Мне никогда не забыть знойное полуденное марево, которым встретил нас в тот день Нью-Йорк. Мы с Брендой приехали сюда через четыре дня после ее первого звонка в клинику. Бренда все откладывала, откладывала поездку, но за три дня до бракосочетания Рона и Гарриет — и за четыре дня до начала занятий в колледже, — наконец, решилась. Мы долго ехали по туннелю Линкольна, который походил на облицованный плиткой ад, прежде чем вновь оказались на свету — но уже в удушливом Нью-Йорке. Обогнув регулировщика, я свернул на Порт-Эфорети и припарковал машину.

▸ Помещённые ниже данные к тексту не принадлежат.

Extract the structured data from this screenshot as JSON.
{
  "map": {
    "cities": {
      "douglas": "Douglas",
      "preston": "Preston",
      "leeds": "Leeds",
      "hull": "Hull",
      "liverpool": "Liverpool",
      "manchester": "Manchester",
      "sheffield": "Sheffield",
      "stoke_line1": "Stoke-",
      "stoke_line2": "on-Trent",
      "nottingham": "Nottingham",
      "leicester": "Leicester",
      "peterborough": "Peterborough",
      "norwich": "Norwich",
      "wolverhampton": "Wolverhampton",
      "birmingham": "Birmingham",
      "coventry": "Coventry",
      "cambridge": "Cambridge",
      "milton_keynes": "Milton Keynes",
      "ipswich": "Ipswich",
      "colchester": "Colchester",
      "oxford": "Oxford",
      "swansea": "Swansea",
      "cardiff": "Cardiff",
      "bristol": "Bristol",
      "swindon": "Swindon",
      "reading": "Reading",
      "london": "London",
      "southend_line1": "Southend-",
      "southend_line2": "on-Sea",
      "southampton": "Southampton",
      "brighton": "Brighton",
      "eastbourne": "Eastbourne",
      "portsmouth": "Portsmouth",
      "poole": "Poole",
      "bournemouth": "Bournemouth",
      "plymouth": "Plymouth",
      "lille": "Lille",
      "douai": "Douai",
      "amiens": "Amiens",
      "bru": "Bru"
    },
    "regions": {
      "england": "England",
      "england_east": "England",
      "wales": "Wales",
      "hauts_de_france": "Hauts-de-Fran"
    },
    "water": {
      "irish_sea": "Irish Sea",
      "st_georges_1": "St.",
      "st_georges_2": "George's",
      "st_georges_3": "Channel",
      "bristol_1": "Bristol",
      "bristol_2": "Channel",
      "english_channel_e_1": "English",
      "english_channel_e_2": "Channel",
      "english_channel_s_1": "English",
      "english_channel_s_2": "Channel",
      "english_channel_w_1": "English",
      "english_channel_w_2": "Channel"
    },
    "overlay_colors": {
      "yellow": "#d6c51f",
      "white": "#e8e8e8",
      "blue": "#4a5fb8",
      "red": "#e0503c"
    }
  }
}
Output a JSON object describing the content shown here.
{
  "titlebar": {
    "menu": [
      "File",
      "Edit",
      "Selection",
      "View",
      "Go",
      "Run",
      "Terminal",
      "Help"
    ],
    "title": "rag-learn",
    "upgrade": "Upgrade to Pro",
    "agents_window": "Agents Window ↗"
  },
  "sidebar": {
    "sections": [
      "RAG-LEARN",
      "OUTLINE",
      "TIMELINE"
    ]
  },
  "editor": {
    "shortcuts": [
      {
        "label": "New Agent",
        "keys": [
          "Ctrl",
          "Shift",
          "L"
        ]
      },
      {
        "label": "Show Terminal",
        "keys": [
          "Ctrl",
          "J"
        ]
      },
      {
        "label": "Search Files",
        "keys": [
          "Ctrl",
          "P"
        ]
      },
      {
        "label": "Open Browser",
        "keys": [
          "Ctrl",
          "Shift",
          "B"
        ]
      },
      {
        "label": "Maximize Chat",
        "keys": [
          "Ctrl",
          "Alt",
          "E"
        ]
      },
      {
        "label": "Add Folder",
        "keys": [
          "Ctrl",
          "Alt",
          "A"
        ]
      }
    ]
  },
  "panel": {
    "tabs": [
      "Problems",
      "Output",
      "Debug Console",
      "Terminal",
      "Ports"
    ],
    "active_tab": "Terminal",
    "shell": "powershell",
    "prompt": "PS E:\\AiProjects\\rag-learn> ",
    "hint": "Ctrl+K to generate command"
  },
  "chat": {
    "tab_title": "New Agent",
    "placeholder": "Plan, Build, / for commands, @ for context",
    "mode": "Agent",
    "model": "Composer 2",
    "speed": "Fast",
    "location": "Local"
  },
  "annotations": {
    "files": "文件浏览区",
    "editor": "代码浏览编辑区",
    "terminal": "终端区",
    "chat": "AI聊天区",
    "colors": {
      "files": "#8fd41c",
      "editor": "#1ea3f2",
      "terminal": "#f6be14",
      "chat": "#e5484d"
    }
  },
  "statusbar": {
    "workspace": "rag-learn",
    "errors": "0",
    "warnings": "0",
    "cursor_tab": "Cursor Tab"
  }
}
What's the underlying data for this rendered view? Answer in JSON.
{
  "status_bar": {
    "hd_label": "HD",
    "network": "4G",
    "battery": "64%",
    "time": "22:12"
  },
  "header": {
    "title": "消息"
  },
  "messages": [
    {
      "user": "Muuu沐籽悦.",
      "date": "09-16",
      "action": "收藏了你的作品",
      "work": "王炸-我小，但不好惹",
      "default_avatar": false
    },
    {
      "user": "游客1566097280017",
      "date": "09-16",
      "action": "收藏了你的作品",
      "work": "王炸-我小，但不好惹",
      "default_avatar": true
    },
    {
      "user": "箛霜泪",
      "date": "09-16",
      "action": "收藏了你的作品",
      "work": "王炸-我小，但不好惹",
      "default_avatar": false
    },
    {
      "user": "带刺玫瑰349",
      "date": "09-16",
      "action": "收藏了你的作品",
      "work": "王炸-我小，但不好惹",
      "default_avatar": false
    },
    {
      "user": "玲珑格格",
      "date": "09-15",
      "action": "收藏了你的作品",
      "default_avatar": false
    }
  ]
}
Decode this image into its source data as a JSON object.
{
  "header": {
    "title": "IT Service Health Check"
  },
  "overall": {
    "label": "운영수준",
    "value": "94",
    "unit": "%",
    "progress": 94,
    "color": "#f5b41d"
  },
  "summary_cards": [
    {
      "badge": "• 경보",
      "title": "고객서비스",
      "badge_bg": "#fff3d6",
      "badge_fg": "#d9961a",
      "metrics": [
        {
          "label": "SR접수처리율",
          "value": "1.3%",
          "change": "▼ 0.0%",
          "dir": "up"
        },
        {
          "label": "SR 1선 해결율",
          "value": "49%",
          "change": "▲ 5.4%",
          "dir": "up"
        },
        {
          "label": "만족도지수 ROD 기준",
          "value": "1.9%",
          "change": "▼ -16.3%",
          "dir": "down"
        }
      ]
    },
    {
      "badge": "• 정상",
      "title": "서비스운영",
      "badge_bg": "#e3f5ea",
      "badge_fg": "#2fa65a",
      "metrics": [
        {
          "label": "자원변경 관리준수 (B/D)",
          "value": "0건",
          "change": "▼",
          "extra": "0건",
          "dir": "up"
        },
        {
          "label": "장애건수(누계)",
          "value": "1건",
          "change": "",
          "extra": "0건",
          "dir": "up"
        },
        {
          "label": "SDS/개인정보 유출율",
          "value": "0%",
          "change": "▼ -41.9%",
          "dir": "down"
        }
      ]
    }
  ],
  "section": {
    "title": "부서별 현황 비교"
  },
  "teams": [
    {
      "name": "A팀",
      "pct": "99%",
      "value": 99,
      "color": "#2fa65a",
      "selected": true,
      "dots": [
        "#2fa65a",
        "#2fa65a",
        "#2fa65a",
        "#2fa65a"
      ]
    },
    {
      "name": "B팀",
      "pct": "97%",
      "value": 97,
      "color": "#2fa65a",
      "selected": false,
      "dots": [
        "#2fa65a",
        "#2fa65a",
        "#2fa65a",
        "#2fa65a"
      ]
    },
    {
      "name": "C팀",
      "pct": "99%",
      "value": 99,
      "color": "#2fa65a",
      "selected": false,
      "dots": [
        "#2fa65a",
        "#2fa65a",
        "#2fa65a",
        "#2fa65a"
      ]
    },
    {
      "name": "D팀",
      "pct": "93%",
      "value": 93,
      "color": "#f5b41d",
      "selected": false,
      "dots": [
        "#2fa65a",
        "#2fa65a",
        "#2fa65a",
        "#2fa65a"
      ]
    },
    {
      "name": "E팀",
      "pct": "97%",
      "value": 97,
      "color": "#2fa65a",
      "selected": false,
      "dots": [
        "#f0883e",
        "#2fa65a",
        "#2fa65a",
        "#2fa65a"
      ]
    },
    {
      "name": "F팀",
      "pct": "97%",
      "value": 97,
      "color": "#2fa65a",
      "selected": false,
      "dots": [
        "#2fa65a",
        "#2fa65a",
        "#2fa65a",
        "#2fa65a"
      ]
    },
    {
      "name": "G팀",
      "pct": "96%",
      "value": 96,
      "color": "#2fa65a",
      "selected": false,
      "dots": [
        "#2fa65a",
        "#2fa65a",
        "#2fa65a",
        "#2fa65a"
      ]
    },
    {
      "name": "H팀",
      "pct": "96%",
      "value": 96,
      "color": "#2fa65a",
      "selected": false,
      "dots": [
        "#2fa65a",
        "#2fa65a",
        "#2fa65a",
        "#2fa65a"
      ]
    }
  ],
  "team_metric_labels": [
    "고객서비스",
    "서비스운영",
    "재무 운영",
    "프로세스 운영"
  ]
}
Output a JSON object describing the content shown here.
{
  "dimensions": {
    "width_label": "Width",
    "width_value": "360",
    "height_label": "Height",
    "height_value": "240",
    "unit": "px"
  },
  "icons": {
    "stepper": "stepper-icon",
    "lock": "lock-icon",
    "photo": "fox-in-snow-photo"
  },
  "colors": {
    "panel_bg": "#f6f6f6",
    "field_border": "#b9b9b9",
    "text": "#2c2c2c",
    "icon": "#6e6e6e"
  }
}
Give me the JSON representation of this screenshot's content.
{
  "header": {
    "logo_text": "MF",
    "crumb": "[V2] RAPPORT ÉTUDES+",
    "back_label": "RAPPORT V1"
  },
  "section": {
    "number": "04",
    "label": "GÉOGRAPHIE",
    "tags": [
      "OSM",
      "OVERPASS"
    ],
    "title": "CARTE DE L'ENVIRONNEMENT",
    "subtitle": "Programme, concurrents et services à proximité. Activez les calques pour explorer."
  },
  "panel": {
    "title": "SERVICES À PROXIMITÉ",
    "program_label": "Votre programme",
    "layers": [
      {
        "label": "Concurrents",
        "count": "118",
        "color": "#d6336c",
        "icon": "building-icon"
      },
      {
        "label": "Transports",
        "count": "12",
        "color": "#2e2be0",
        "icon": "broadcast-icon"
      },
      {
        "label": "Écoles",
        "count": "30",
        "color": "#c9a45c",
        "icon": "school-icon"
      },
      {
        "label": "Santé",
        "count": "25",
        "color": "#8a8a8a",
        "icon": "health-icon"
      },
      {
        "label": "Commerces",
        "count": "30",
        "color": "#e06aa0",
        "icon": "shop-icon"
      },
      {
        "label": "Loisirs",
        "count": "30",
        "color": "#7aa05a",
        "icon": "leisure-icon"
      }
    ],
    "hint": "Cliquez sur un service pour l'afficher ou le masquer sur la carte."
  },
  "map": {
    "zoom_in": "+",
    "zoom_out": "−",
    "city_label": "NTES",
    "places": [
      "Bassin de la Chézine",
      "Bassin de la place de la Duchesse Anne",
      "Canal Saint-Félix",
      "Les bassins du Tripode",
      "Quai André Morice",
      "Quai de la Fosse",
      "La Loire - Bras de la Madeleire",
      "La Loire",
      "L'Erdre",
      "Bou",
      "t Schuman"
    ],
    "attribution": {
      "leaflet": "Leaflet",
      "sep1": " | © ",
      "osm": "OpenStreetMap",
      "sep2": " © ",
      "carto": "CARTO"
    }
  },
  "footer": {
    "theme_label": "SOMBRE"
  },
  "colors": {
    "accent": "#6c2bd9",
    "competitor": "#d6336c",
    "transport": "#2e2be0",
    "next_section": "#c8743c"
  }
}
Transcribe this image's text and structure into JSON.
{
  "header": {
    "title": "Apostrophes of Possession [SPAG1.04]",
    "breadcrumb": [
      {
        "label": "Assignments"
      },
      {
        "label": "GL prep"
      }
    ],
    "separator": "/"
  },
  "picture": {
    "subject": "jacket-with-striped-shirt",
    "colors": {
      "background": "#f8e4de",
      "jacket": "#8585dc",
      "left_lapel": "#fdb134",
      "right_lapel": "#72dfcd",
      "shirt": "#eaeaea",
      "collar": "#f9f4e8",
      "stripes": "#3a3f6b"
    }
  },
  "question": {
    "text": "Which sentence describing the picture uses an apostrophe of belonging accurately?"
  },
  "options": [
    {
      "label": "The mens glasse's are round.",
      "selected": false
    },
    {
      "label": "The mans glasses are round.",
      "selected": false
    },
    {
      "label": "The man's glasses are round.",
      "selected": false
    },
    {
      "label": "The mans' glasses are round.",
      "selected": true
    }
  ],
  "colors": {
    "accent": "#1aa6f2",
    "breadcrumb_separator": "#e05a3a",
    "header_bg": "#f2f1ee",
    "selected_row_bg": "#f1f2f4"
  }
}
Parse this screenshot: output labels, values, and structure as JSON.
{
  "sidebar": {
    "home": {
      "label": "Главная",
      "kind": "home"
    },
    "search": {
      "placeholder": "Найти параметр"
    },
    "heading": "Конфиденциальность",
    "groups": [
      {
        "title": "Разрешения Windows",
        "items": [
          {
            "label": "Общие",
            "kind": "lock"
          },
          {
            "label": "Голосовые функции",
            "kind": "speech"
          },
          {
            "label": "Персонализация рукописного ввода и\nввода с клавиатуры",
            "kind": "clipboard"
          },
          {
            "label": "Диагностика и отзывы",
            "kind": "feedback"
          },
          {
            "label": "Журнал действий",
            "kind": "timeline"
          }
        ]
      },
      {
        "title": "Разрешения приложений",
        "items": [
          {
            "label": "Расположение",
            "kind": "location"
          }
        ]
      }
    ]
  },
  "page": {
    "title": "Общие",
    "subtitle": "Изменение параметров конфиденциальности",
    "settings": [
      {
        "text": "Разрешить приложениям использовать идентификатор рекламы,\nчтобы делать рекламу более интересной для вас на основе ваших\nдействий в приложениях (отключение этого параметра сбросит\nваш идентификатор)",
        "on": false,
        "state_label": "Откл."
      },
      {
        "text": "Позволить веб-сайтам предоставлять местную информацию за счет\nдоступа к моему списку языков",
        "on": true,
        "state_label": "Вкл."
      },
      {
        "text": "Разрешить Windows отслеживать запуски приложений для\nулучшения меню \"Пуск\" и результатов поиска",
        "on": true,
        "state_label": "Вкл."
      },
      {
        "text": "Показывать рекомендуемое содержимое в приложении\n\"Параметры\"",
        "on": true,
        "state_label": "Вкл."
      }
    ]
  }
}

— У тебя есть деньги на такси? — спросил я у Бренды.

— А ты со мной не поедешь?

— Я, пожалуй, подожду тебя в каком-нибудь баре.

— Ты сможешь подождать меня и в Центральном парке. Его офис как раз через дорогу от парка.

— Брен, ну какая тебе раз... — но тут я увидел выражение ее глаз и, покинув оборудованный кондиционером бар, поехал с Брендой. Пока мы ехали в такси по городу, на нас обрушился небольшой ливень, а когда дождь перестал, улицы вдруг влажно заблестели, из-под земли стал гораздо отчетливее доноситься грохот поездов, и вообще у меня было такое ощущение, будто мы лезем в ухо ко льву.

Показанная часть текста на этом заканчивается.